Le pamplemousse, seul héritage littéral. L'agrume de tête est le lien direct avec l'eau de toilette de 2013, qui s'ouvrait déjà sur un pamplemousse adossé à un accord marin. Ici il ne dure pas : il sert d'amorce acidulée à l'accord salé plutôt que de sujet. Aucune autre note ne se rattache aussi directement à l'Invictus d'origine, et le reste du parcours s'en éloigne délibérément.
La noix de coco, point de bascule. Le cœur s'ouvre sur une coco lactée, crémeuse, sans le côté solaire des monoï. Aucune déclinaison antérieure de la ligne ne l'avait employée, et elle fait basculer un parfum de champion de stade vers un registre gourmand. Elle explique aussi la comparaison la plus fréquente qu'en font les amateurs, qui rangent l'Elixir moins auprès de ses frères Invictus qu'auprès des vanilles-coco masculines des dernières saisons.
Le cyprès et la lavande, la colonne aromatique. Deuxième pilier déclaré, le cyprès apporte une amertume verte et résineuse qui empêche la coco de tourner au dessert. La lavande travaille dans le même sens, avec sa facette camphrée et son amande froide. Les sources divergent sur la matière exacte, lavande ou lavandin, deux plantes proches dont l'une est un hybride, et le parfum garde du duo l'essentiel : une armature aromatique tendue en travers du crémeux.
Le caviar de vanille. Troisième pilier, et un nom qui appartient au marketing plus qu'à la matière première. L'image désigne les grains noirs raclés dans la gousse, donc une vanille dense, grasse, plutôt qu'une vanilline sucrée et plate. Le fond tient largement sur elle : tous les porteurs la citent en premier, et elle décide de la lecture qu'on aura du parfum entier.

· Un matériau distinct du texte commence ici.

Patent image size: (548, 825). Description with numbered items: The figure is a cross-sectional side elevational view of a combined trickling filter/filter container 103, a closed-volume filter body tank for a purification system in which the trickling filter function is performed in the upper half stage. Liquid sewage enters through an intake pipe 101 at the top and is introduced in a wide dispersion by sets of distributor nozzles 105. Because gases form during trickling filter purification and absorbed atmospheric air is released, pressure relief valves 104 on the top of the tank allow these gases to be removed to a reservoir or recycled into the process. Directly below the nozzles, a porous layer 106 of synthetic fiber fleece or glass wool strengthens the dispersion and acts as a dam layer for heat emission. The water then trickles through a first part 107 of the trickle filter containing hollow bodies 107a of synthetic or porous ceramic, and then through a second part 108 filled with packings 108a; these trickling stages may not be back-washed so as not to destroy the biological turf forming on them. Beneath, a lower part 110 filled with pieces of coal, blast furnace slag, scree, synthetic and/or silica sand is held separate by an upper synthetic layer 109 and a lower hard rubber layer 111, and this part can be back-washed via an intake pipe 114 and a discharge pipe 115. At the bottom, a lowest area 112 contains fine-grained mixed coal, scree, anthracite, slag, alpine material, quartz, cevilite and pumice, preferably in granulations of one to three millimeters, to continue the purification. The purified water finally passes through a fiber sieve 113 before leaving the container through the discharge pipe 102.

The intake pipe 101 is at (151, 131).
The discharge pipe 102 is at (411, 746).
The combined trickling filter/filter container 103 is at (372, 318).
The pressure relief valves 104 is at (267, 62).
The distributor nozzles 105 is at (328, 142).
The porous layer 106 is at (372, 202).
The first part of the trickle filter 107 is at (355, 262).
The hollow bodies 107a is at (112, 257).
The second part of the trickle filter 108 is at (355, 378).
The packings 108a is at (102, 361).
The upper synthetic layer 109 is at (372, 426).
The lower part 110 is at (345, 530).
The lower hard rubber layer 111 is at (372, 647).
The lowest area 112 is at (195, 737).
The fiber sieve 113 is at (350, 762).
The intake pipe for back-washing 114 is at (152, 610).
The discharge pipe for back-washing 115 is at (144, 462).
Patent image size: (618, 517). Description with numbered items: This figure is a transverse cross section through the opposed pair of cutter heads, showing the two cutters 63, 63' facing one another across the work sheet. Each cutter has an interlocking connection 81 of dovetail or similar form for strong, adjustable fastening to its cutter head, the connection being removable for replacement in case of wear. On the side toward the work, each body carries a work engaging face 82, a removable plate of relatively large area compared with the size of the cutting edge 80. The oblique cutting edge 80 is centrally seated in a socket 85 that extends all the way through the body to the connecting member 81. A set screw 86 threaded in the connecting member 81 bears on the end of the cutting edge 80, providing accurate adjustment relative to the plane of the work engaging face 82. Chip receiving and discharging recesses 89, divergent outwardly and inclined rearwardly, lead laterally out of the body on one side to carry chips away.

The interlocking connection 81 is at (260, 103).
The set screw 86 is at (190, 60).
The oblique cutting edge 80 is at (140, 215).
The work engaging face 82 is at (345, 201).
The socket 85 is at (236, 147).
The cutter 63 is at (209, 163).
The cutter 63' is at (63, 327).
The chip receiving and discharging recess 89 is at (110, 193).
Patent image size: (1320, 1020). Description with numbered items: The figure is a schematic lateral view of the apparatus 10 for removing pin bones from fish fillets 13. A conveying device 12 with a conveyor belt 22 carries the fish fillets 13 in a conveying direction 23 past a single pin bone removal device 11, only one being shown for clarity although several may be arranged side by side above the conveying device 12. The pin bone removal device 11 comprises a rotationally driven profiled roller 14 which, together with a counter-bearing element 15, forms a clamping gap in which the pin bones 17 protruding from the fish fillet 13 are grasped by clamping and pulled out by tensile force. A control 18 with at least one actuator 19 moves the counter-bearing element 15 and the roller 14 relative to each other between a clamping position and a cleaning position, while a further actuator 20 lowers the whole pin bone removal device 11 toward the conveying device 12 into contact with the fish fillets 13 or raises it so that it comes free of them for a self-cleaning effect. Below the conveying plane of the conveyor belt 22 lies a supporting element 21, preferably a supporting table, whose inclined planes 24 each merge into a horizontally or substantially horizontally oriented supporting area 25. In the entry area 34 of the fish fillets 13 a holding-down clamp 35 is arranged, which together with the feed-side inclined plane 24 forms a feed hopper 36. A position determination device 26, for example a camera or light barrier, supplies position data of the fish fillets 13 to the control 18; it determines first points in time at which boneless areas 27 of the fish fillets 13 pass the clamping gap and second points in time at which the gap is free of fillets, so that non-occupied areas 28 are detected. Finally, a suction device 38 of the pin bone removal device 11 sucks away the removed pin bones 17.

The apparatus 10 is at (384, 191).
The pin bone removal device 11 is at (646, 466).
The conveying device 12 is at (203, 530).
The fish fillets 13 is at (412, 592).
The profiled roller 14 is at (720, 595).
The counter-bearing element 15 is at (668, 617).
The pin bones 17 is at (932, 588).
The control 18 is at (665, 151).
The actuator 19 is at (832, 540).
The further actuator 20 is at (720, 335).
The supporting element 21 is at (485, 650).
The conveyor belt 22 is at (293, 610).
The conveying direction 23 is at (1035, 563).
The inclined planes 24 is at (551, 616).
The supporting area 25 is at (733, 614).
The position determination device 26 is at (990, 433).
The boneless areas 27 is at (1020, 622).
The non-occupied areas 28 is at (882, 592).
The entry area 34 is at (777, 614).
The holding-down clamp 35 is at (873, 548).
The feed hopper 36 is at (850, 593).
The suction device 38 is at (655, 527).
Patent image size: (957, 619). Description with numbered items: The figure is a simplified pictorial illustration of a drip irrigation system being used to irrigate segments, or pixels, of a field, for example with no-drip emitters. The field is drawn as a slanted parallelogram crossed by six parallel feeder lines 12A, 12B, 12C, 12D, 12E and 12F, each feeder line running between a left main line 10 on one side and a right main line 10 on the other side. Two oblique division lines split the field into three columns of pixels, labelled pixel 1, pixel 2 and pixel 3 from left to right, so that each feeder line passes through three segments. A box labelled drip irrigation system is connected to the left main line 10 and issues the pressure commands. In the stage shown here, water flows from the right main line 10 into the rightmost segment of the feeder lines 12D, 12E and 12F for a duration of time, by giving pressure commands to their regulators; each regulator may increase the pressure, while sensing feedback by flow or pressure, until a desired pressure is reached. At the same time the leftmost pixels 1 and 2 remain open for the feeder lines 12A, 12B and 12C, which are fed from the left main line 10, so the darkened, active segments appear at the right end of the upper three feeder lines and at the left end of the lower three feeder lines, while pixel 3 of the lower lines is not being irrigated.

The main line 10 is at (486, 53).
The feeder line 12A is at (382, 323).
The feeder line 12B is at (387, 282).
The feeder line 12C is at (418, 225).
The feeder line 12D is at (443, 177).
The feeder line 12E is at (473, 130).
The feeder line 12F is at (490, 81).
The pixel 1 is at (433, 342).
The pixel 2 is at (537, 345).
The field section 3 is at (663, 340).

Le benjoin, le cèdre, la mousse. Autour de la vanille, le benjoin ajoute une douceur balsamique et un léger fumé, le cèdre glisse sous l'ensemble une sécheresse boisée, et une note de mousse installe un fond terreux. Les trois travaillent en soutien plutôt qu'en contrepoint : leur rôle est d'épaissir la vanille sans lui disputer la place.
Ce que la liste réglementaire ajoute. On y confirme la lavande, sous forme d'huile et de son acétate de linalyle, le cèdre de Virginie, la vanilline, et le registre balsamique du benjoin par le baume du Pérou. Elle ajoute surtout trois choses que la pyramide communiquée passe sous silence : une huile d'écorce de cannelle, de la coumarine, qui relie ce jus à la fève tonka de la Victory Elixir, et de la bergamote là où la communication annonce du pamplemousse. Ces mentions confortent la lecture du parfum ; elles ne la corrigent pas.
Ce qu'elle ne porte pas, et la tenue. La mousse annoncée au fond n'apparaît pas en tant que telle dans la liste, ce qui oriente vers une reconstitution plutôt que vers un extrait de mousse de chêne. Autre écart avec l'aîné : l'Invictus de 2013 déclarait deux colorants, celui-ci n'en déclare aucun et se contente d'un filtre solaire pour protéger la teinte du jus. Sur la peau, les retours convergent sur une tenue longue, située entre huit et douze heures, et sur une projection franche des premières heures.